Süfrajetleri, hak mücadelesinde diğer muhalif gruplardan ayıran özellikleri, Birleşik Krallık gibi muhafazakar bir kültürün hakim olduğu coğrafyada kadınların kamusal alanda protesto için var olmalarının yarattığı şaşkınlık ve infialin yanında, taleplerini görünür kılmak için uyguladıkları yöntemlerdi. Kimsenin ölmemesine özen göstererek, maddi zarar yaratıp ses getirecek kundaklama, binaların camlarını kırma, asit atma ve bombalama eylemleri organize ediyor, kendilerini parlamento binasına zincirliyorlar ve sık sık sokak gösterileri yapıyorlardı. Bu eylemler arasında en unutulmaz ve dramatik sonu olanlardan biri, bu uğurda daha önce 49 kez açlık grevine girmiş, birkaç kez de intihara teşebbüs etmiş olan Emily Davison’un, kraliyet at yarışında, süfrajet bayrağıyla kralın atının önüne atlamasıydı. Davison, birkaç gün sonra ölmüş fakat eylemi çok ses getirmişti.
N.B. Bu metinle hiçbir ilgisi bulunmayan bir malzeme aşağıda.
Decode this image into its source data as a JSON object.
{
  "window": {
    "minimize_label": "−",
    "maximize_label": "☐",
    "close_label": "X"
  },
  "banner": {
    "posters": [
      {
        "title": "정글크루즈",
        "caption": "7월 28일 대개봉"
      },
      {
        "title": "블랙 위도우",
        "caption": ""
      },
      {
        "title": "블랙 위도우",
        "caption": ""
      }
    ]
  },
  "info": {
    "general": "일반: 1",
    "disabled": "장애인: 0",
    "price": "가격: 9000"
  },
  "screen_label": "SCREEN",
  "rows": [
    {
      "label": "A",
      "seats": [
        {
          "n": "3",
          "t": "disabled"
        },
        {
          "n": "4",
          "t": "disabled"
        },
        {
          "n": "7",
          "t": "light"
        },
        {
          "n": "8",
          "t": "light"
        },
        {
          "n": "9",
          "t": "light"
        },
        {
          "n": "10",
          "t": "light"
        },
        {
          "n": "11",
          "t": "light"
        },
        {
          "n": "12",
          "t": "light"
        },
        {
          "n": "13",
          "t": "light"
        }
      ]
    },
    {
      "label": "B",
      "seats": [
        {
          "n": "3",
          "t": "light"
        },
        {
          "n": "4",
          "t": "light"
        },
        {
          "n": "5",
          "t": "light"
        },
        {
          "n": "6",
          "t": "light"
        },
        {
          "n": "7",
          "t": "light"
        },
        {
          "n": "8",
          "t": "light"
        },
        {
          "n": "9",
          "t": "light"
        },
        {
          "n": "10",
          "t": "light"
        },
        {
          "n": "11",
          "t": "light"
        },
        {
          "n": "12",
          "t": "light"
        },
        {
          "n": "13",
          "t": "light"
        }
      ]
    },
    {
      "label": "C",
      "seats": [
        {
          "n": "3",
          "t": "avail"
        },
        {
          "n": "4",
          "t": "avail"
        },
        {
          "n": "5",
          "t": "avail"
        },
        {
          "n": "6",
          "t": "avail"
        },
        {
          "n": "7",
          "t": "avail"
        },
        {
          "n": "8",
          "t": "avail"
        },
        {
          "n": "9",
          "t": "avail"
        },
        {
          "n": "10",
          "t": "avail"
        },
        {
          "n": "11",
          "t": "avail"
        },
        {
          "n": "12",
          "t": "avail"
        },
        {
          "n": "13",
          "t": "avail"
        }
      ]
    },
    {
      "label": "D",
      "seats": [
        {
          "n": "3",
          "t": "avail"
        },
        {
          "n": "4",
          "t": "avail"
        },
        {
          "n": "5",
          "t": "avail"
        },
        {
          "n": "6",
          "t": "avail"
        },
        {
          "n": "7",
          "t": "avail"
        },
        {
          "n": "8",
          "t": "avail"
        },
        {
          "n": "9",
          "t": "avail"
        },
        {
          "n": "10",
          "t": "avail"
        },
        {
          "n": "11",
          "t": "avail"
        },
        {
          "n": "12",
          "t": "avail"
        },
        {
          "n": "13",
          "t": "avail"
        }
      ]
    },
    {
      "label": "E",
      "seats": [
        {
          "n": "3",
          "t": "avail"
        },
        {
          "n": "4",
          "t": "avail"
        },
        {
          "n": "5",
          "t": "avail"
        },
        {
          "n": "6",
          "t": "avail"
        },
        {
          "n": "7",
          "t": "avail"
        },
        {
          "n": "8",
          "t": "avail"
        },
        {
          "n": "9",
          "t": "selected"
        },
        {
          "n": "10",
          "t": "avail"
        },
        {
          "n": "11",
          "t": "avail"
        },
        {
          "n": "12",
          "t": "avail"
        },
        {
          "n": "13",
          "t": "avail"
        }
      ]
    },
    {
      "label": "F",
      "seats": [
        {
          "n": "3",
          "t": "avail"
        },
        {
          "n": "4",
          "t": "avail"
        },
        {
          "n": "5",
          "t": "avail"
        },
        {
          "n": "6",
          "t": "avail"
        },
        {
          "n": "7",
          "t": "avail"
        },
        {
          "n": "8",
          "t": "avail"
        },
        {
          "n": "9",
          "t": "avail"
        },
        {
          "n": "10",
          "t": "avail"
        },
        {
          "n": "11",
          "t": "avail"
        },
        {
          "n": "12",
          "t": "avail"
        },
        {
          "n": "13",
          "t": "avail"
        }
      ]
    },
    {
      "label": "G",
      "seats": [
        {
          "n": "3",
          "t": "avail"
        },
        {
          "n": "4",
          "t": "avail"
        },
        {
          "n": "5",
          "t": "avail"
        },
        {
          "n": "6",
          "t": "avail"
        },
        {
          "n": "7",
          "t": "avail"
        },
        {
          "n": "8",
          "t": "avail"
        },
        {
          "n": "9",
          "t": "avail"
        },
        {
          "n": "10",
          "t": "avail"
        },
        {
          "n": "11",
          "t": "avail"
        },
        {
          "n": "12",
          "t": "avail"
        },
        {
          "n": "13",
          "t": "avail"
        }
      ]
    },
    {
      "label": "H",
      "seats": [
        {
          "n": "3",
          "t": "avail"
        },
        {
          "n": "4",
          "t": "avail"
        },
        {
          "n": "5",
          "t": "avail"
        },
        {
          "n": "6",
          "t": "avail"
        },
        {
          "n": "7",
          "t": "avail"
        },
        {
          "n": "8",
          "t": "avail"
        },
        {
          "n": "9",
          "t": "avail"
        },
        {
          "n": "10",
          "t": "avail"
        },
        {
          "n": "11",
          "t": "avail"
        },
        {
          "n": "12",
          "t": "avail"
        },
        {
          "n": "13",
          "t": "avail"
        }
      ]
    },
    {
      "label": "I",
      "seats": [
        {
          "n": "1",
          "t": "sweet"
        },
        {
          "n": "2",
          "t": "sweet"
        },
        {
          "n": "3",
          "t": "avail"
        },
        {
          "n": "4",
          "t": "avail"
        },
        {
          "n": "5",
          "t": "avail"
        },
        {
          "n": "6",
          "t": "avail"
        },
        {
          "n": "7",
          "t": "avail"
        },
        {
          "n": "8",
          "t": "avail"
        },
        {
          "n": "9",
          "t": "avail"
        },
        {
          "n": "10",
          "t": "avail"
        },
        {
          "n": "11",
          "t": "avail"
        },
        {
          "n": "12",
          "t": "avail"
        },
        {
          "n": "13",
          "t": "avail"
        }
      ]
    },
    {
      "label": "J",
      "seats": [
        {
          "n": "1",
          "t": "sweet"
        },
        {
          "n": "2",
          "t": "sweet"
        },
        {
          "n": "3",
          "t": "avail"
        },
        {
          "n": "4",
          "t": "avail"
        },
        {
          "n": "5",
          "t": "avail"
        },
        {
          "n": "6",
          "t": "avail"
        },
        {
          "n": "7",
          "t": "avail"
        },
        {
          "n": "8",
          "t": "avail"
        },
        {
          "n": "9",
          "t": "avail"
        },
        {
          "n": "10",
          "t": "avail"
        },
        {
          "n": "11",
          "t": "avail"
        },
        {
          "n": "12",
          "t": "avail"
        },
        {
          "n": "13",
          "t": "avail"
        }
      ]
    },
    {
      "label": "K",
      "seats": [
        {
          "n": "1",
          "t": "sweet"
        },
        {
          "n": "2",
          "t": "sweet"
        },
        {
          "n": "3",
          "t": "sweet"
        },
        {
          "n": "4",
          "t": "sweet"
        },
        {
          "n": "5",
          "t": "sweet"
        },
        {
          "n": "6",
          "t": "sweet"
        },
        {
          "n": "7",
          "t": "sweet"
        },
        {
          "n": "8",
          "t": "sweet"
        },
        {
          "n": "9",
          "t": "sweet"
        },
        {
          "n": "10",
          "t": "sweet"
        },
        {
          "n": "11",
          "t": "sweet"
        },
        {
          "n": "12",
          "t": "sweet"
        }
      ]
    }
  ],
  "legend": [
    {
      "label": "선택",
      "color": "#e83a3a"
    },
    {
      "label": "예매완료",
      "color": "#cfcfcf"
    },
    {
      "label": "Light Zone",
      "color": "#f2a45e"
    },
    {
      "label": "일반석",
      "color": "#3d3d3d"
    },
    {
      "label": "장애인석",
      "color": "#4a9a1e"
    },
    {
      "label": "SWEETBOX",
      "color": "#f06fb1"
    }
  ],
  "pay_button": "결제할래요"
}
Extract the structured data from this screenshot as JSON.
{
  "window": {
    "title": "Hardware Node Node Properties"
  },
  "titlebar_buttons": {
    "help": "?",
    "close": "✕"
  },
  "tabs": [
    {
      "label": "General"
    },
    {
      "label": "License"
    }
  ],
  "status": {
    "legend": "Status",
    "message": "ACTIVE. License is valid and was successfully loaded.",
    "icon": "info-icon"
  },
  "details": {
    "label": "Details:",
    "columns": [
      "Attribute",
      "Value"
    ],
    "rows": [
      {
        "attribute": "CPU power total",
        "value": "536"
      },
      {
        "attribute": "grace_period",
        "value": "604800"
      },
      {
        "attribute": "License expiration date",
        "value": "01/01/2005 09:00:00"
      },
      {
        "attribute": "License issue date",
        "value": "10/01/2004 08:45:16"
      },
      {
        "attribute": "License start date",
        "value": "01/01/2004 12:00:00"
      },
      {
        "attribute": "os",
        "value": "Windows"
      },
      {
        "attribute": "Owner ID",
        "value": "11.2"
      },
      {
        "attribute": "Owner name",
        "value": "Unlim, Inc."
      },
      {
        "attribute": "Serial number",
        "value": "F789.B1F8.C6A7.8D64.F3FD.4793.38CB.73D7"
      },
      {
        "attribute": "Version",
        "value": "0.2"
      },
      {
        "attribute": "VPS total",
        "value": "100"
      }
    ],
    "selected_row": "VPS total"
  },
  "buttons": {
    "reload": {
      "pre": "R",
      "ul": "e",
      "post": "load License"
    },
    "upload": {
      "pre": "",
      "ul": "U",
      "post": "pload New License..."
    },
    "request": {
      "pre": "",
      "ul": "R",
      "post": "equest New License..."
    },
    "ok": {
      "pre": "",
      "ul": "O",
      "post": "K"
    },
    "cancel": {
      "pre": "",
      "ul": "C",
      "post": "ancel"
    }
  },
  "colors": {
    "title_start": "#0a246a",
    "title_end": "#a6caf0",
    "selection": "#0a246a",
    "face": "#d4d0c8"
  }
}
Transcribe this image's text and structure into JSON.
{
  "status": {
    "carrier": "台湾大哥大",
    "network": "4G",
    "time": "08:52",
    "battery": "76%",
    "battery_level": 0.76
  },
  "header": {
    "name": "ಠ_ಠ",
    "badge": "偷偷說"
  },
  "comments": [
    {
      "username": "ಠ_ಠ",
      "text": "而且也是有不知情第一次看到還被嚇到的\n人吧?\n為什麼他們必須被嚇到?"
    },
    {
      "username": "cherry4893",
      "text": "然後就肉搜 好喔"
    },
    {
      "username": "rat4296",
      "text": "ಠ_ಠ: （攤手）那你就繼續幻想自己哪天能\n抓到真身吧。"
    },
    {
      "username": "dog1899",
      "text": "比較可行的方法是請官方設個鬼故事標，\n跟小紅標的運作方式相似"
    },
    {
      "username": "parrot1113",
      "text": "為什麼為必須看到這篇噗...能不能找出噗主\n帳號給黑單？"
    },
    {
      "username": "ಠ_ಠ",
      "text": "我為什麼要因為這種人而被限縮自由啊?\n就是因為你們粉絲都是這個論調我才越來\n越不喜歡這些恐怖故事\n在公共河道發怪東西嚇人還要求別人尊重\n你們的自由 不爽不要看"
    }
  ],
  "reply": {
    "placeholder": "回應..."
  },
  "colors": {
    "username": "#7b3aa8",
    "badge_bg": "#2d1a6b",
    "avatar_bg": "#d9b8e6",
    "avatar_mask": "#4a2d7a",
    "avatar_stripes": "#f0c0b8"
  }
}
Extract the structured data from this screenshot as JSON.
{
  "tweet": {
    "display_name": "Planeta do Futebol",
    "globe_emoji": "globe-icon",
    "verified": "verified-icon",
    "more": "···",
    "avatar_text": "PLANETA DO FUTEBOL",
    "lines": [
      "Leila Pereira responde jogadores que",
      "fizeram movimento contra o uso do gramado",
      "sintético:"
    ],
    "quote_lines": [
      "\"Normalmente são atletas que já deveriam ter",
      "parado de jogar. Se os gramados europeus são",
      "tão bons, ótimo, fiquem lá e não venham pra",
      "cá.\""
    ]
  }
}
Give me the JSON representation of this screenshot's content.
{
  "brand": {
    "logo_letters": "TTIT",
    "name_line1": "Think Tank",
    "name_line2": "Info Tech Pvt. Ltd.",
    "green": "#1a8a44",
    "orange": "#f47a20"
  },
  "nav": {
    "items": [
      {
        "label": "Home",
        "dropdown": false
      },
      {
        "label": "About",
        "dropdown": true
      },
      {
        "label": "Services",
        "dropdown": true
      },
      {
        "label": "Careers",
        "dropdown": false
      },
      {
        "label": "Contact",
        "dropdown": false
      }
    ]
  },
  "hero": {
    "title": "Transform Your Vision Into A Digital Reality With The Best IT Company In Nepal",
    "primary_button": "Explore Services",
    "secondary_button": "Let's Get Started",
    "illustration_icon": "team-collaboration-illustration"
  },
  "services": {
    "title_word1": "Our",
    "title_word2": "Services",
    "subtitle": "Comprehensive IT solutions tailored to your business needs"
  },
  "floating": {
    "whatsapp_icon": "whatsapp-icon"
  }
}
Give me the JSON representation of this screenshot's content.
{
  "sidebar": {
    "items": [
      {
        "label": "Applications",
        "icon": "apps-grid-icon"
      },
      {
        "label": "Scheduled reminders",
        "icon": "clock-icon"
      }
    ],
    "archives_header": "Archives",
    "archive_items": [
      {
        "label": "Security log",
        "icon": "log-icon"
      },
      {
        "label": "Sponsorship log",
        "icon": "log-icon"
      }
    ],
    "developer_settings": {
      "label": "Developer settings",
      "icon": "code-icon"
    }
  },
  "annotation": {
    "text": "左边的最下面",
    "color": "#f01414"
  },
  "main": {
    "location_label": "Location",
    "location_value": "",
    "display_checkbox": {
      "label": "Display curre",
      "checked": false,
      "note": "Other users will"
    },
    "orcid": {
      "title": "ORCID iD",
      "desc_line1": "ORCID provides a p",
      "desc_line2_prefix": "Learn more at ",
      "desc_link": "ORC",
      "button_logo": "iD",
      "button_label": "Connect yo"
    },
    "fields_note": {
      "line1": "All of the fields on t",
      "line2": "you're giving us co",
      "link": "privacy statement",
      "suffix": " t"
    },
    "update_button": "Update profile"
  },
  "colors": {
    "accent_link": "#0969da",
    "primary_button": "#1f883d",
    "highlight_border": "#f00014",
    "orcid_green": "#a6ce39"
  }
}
Süfrajet komandoları veya bodyguardlar olarak anılan, jujitsu ustası Edith Garrud’un önderliğindeki bir grup süfrajet ise Emmeline Pankhurst’u korumak amacıyla bir araya gelmişti. Yakın dövüş sanatında usta bu kadınlar, alamet-i farikaları haline gelmiş at kamçısını da kullanarak yeri geldiğinde polisi bile etkisiz hale getirebilecek bir güce ve tekniğe sahiptiler. Süfrajetlerin bu ataklıkları, özsavunma becerileri ve cesaretleri, hem devletin baskı aygıtlarının onlara uyguladığı şiddeti meşrulaştırmalarına hizmet ediyor hem de geleneksel cinsiyet rollerine bağlı, statükocu geniş kamuoyu nezdinde olumsuz imajlarının güçlendirilmesine yarıyordu. Süfrajetlik boşanma, hatta çocuklarını görmekten men edilme sebebiydi.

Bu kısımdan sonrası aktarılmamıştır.